PGA Tour's growing fall-forward thinking
As FedEx Cup season grows leaner, the fall schedule will offer more playing opportunities
The Cliffs at Walnut Cove will host fall event near Asheville, N.C. (Jack Robert Photography/The Cliffs at Walnut Cove)
If the PGA Tour is planning to contract in the name of “scarcity” in future years, it certainly doesn’t seem as if that will occur during the fall part of the schedule.
After announcing a tournament to be played at the Omni Barton Creek Resort & Spa’s Fazio Canyons Course in Austin, Texas, starting next fall to be sponsored by the golf brand company Good Good, the PGA Tour came back with another new tournament this week that will take place next September near Asheville, N.C. The new Biltmore Championship will be played Sept. 17-20, 2026, at The Cliffs at Walnut Cove — marking the first tour event in the Asheville area since 1942.
So much for cutting back.
There are seven tournaments as part of the FedEx Fall in 2025, including this week’s Butterfield Bermuda Championship and next week’s RSM Classic at Sea Island in Georgia, the final official event of the year. There will be at least eight in 2026.
The Procore Championship and the Sanderson Farms Championship are in limbo, with their title sponsorship deals expired. It is possible they will be gone from the schedule entirely. Unlike past years, the tour is no longer in the business of subsidizing tournament purses with its for-profit structure. Without a title sponsor, it is unlikely that an even will be staged.
Still, the Mexico Championship — which was played in February following the Genesis Invitational during the regular FedEx Cup season this year — is set to move to the fall next year, making way for the new signature event in Doral, Florida, in the spring.
That means that even if the two fall tournaments go away, the PGA Tour will still have one more event set for 2026 in the fall, with the possibility of adding two more given the vacant weeks on the fall schedule.
While it might seem odd to add to the weakest part of the schedule that competes with football season, the maneuver actually makes some sense.
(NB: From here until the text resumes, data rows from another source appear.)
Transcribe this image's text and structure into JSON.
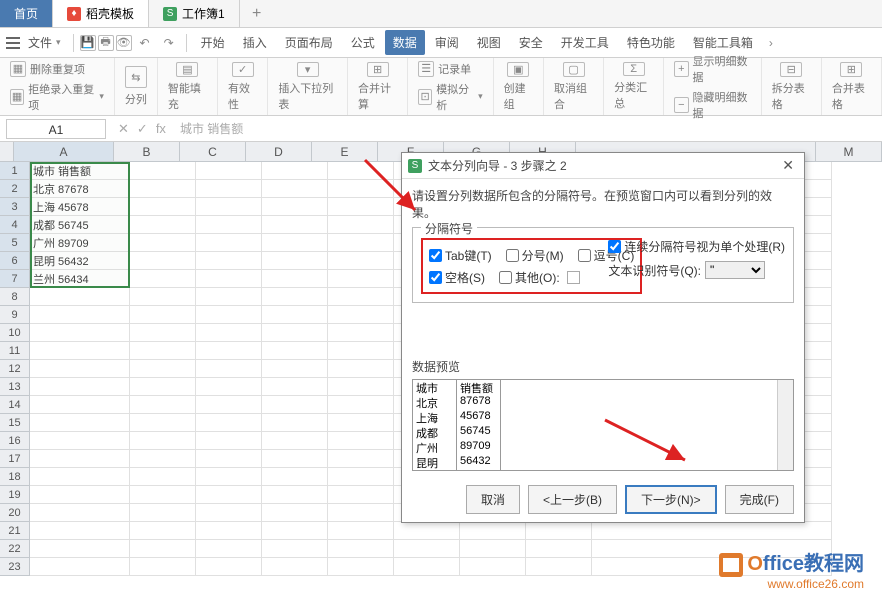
{
  "tabs": {
    "home": "首页",
    "template": "稻壳模板",
    "workbook": "工作簿1",
    "add": "+"
  },
  "menu": {
    "file": "文件",
    "items": [
      "开始",
      "插入",
      "页面布局",
      "公式",
      "数据",
      "审阅",
      "视图",
      "安全",
      "开发工具",
      "特色功能",
      "智能工具箱"
    ]
  },
  "ribbon": {
    "delete_dup": "删除重复项",
    "reject_dup": "拒绝录入重复项",
    "split_col": "分列",
    "smart_fill": "智能填充",
    "validity": "有效性",
    "insert_dropdown": "插入下拉列表",
    "consolidate": "合并计算",
    "record_sheet": "记录单",
    "whatif": "模拟分析",
    "create_group": "创建组",
    "ungroup": "取消组合",
    "subtotal": "分类汇总",
    "show_detail": "显示明细数据",
    "hide_detail": "隐藏明细数据",
    "split_table": "拆分表格",
    "merge_table": "合并表格"
  },
  "namebox": "A1",
  "fx": {
    "cancel": "✕",
    "enter": "✓",
    "fx": "fx"
  },
  "formula_hint": "城市  销售额",
  "columns": [
    "A",
    "B",
    "C",
    "D",
    "E",
    "F",
    "G",
    "H",
    "M"
  ],
  "rows_count": 23,
  "data_rows": [
    [
      "城市  销售额",
      ""
    ],
    [
      "北京  87678",
      ""
    ],
    [
      "上海  45678",
      ""
    ],
    [
      "成都  56745",
      ""
    ],
    [
      "广州  89709",
      ""
    ],
    [
      "昆明  56432",
      ""
    ],
    [
      "兰州  56434",
      ""
    ]
  ],
  "dialog": {
    "title": "文本分列向导 - 3 步骤之 2",
    "desc": "请设置分列数据所包含的分隔符号。在预览窗口内可以看到分列的效果。",
    "legend": "分隔符号",
    "tab": "Tab键(T)",
    "semicolon": "分号(M)",
    "comma": "逗号(C)",
    "space": "空格(S)",
    "other": "其他(O):",
    "treat_consecutive": "连续分隔符号视为单个处理(R)",
    "text_qualifier_label": "文本识别符号(Q):",
    "text_qualifier_value": "\"",
    "preview_label": "数据预览",
    "preview": [
      [
        "城市",
        "销售额"
      ],
      [
        "北京",
        "87678"
      ],
      [
        "上海",
        "45678"
      ],
      [
        "成都",
        "56745"
      ],
      [
        "广州",
        "89709"
      ],
      [
        "昆明",
        "56432"
      ]
    ],
    "buttons": {
      "cancel": "取消",
      "back": "<上一步(B)",
      "next": "下一步(N)>",
      "finish": "完成(F)"
    }
  },
  "watermark": {
    "title_prefix": "O",
    "title_rest": "ffice教程网",
    "url": "www.office26.com"
  },
  "chart_data": {
    "type": "table",
    "title": "城市 销售额",
    "columns": [
      "城市",
      "销售额"
    ],
    "rows": [
      [
        "北京",
        87678
      ],
      [
        "上海",
        45678
      ],
      [
        "成都",
        56745
      ],
      [
        "广州",
        89709
      ],
      [
        "昆明",
        56432
      ],
      [
        "兰州",
        56434
      ]
    ]
  }
}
Playing opportunities have been reduced during the regular season with trimmer fields and the cancelled season-opening Sentry at Kapalua, and the schedule figures to be scaled back even more under CEO Brian Rolapp’s mandate for scarcity coupled with more meaningful tournaments.
It only makes sense that the long schedule might get a hair cut, thus cutting into opportunities for the membership but still allowing for the stars to compete in the big-money Signature events.
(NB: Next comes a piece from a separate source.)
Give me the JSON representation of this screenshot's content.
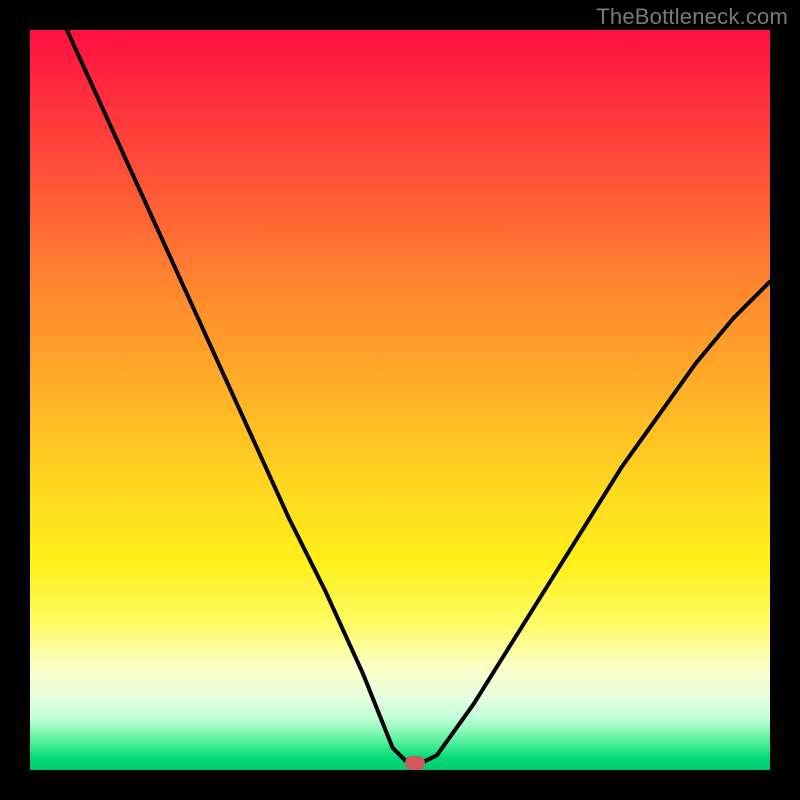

A “less is more” approach makes sense and Rolapp, a former NFL executive, knows very well how that has served America’s most popular professional sport over the years. Fans can’t get enough of the NFL, with the sport going away for months during the offseason.
But with fewer spots during the year, Rolapp can sell to the masses that there is still opportunity in the fall. Eight tournaments in addition to a handful of opposite events during the regular season offer plenty of chances to earn FedEx Cup points and thus status.
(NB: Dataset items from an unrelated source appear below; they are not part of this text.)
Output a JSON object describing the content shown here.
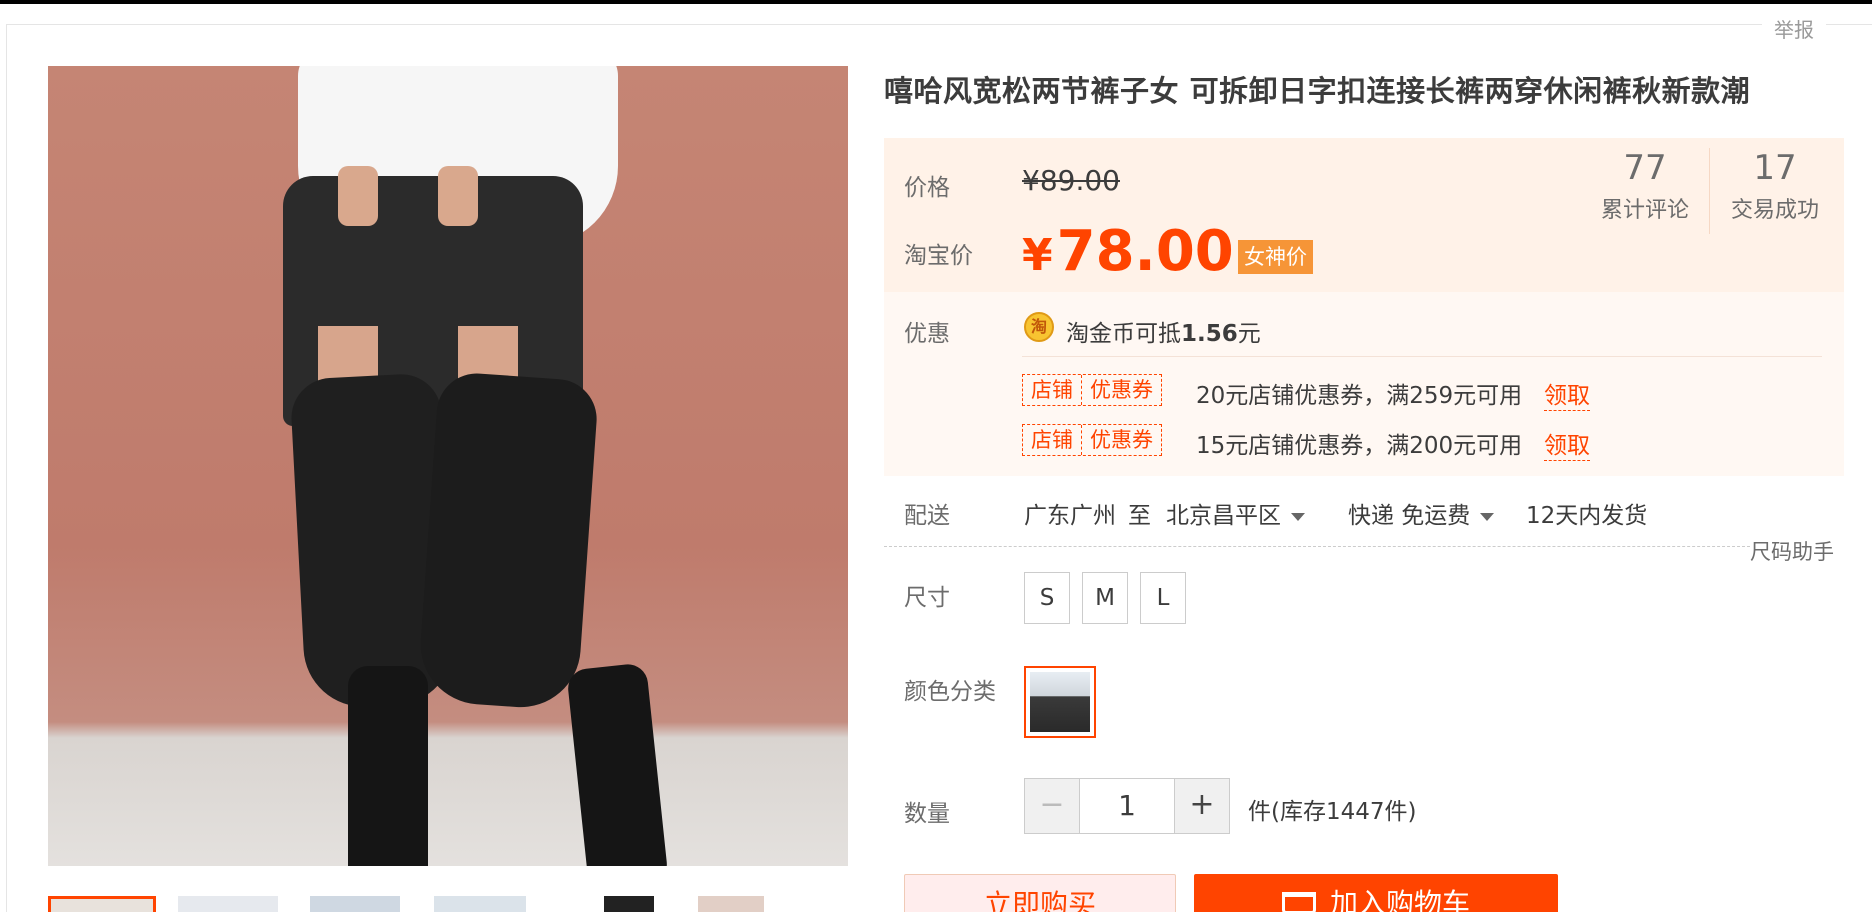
{
  "header": {
    "report_label": "举报"
  },
  "product": {
    "title": "嘻哈风宽松两节裤子女 可拆卸日字扣连接长裤两穿休闲裤秋新款潮"
  },
  "price": {
    "label": "价格",
    "original": "¥89.00",
    "taobao_label": "淘宝价",
    "currency": "¥",
    "current": "78.00",
    "tag": "女神价"
  },
  "stats": {
    "reviews_count": "77",
    "reviews_label": "累计评论",
    "deals_count": "17",
    "deals_label": "交易成功"
  },
  "promo": {
    "label": "优惠",
    "coin_icon_char": "淘",
    "coin_text": "淘金币可抵",
    "coin_amount": "1.56",
    "coin_unit": "元",
    "coupons": [
      {
        "tag1": "店铺",
        "tag2": "优惠券",
        "desc": "20元店铺优惠券，满259元可用",
        "claim": "领取"
      },
      {
        "tag1": "店铺",
        "tag2": "优惠券",
        "desc": "15元店铺优惠券，满200元可用",
        "claim": "领取"
      }
    ]
  },
  "shipping": {
    "label": "配送",
    "from": "广东广州",
    "to_word": "至",
    "destination": "北京昌平区",
    "method": "快递 免运费",
    "dispatch": "12天内发货"
  },
  "size_helper": "尺码助手",
  "size": {
    "label": "尺寸",
    "options": [
      "S",
      "M",
      "L"
    ]
  },
  "color": {
    "label": "颜色分类"
  },
  "quantity": {
    "label": "数量",
    "value": "1",
    "minus": "−",
    "plus": "+",
    "stock": "件(库存1447件)"
  },
  "actions": {
    "buy_now": "立即购买",
    "add_to_cart": "加入购物车"
  },
  "colors": {
    "accent": "#ff4400",
    "price_bg": "#fff2e8",
    "tag_bg": "#f69537"
  },
  "icons": [
    "coin-icon",
    "caret-down-icon",
    "cart-icon"
  ]
}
The reason these events work for the tour is they come with smaller purses, thus giving the tour the opportunity to sell a cheaper product to a sponsor while still making money in this new for-profit world.
This week’s purse in Bermuda is $6 million and next week’s is $7 million. The majority of the purses during the regular season are at $8.4 million and up, with the signature event purses at $20 million and the Players Championship $25 million.
The rank-and-file players on the PGA Tour understandably don’t like the cut from 125 all-exempt spots to 100 as well as Korn Ferry Tour promotions dropping from 25 to 20 cards. The tour will be leaner going forward, but it will still offer plenty of chances for players who might have otherwise thought opportunities to make a living in professional golf were only getting bleaker.